Emami on Wednesday reported first quarter earnings for the financial year 2016-17. The FMCG company's consolidated net profit in the June quarter fell about 35 percent to Rs. 56.6 crore when compared to the corresponding quarter in the previous fiscal.
Emami's earnings were impacted by higher finance, taxes and lower other income even though the company fared better on revenues and operational growth front, as disclosed in its regulatory filing to the Bombay Stock Exchange.
Shares of Emami closed at Rs. 1,148 on Wednesday, up 0.72 percent from their previous close on the BSE.
The Kolkata-based firm's total income from operations grew about 20 percent to Rs. 644.4 crore during the April-June quarter in the present financial year, when compared to Rs. 537.2 crore during the corresponding quarter in the previous fiscal.

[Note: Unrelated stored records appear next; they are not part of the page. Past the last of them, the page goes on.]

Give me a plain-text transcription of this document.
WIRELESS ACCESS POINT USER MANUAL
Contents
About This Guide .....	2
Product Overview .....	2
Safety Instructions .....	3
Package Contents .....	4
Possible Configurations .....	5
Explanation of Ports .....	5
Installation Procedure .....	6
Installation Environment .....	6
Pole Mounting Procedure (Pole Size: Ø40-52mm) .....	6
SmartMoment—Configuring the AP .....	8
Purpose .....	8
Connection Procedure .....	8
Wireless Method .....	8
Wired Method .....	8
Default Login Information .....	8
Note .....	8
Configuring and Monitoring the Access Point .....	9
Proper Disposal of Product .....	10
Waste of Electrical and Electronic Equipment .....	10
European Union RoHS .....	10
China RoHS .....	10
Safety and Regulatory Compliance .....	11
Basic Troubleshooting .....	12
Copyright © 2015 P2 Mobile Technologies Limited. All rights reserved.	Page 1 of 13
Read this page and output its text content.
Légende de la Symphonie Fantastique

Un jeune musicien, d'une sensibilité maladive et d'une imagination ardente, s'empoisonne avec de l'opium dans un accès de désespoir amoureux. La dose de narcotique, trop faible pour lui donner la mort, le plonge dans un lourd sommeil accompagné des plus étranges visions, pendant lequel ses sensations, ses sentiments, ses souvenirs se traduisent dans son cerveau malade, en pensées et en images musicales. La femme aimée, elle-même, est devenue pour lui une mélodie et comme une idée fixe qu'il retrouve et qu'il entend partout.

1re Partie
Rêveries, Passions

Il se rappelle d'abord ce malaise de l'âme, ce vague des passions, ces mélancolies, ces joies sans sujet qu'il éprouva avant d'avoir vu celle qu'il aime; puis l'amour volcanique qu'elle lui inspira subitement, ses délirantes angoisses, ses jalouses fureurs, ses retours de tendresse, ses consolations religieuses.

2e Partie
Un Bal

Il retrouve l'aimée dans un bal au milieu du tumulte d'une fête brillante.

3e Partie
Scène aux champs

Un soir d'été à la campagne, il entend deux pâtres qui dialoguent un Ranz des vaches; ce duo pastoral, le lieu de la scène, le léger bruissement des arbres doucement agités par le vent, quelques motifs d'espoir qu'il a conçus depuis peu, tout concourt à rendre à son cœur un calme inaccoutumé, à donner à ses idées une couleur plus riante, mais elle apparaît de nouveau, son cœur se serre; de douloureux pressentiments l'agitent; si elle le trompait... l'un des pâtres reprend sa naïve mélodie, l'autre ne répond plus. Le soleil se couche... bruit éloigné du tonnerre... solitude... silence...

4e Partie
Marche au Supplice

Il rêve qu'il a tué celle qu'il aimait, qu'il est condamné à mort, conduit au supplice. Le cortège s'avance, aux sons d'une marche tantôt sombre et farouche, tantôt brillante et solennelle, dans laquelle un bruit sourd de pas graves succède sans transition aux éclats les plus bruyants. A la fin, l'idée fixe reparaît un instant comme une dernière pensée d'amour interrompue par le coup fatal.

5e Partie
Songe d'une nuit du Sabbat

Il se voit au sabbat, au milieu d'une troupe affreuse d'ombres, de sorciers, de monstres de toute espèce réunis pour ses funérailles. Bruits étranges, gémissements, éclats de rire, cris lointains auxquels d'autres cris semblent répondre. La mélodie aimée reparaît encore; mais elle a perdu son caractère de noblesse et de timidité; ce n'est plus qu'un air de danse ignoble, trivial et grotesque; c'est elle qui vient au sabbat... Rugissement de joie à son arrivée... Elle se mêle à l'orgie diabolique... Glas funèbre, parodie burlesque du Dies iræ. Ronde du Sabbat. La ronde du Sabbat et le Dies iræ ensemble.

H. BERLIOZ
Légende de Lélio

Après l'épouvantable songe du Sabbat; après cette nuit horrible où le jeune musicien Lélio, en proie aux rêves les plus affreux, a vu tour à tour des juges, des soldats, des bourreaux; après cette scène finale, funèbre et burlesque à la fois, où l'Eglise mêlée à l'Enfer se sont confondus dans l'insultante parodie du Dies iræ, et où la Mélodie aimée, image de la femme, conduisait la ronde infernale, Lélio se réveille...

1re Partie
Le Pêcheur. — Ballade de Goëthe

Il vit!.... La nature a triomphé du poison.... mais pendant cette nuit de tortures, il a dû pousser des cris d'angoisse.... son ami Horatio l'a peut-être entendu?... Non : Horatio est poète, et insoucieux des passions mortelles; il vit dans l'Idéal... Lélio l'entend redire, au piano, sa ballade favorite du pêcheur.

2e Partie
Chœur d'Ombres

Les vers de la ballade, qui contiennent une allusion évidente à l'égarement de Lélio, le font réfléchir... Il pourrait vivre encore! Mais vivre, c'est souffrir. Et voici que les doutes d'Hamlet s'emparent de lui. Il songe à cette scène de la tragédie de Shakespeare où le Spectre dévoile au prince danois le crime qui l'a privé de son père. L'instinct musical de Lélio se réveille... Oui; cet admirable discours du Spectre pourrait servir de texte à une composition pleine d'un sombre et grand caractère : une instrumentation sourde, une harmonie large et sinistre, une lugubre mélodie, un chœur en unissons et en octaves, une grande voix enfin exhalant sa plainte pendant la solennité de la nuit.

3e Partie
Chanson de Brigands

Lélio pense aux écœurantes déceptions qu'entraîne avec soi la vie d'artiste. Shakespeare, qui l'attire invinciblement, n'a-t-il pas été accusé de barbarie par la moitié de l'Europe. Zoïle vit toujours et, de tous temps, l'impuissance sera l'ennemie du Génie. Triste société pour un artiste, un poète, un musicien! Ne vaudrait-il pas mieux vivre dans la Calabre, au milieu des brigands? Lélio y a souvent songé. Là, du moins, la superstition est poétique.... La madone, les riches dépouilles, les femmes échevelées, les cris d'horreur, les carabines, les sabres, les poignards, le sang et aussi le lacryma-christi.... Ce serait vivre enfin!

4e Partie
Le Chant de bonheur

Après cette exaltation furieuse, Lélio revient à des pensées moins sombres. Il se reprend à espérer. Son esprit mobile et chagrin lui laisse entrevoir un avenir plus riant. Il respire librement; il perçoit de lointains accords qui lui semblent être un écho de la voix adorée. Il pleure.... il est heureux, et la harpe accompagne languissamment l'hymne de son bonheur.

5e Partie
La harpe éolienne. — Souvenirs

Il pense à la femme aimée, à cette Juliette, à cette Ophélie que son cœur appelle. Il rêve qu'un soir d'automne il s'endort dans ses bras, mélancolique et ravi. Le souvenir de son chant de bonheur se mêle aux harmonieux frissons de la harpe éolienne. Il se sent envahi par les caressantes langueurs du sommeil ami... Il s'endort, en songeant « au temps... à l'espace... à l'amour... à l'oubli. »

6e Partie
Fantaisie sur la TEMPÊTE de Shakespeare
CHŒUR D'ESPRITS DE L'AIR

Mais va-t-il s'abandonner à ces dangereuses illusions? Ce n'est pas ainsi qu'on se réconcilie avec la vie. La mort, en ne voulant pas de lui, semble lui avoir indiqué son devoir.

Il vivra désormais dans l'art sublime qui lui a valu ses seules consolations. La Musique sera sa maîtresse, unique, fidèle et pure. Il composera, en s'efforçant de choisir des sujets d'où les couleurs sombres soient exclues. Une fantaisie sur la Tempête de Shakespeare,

The company's EBITDA (earnings before interest, tax, depreciation and amortization) rose by 49 percent year-on-year to Rs. 147.2 crore for the quarter that ended on June 30, 2016. Other income of the company during the quarter declined about 72.8 percent to Rs. 5.08 crore, Emami said in its regulatory filing.
"Robust business plan and efficient cost management have helped us to meet the challenging environment to achieve a good top line growth with heavy margins. Most of our power brands including new launches like HE Deodorants, Navratna i-Cool talc, Navratna Almond Cool Oil, Emami 7 oils-in-one and Fair and Handsome face wash have performed well," Harsha V. Agarwal, director, said in a statement.
Emami is one of the fastest growing FMCG firms in India which covers more than 40 lakh retail outlets through a distribution network of 2,900 distributors across the country.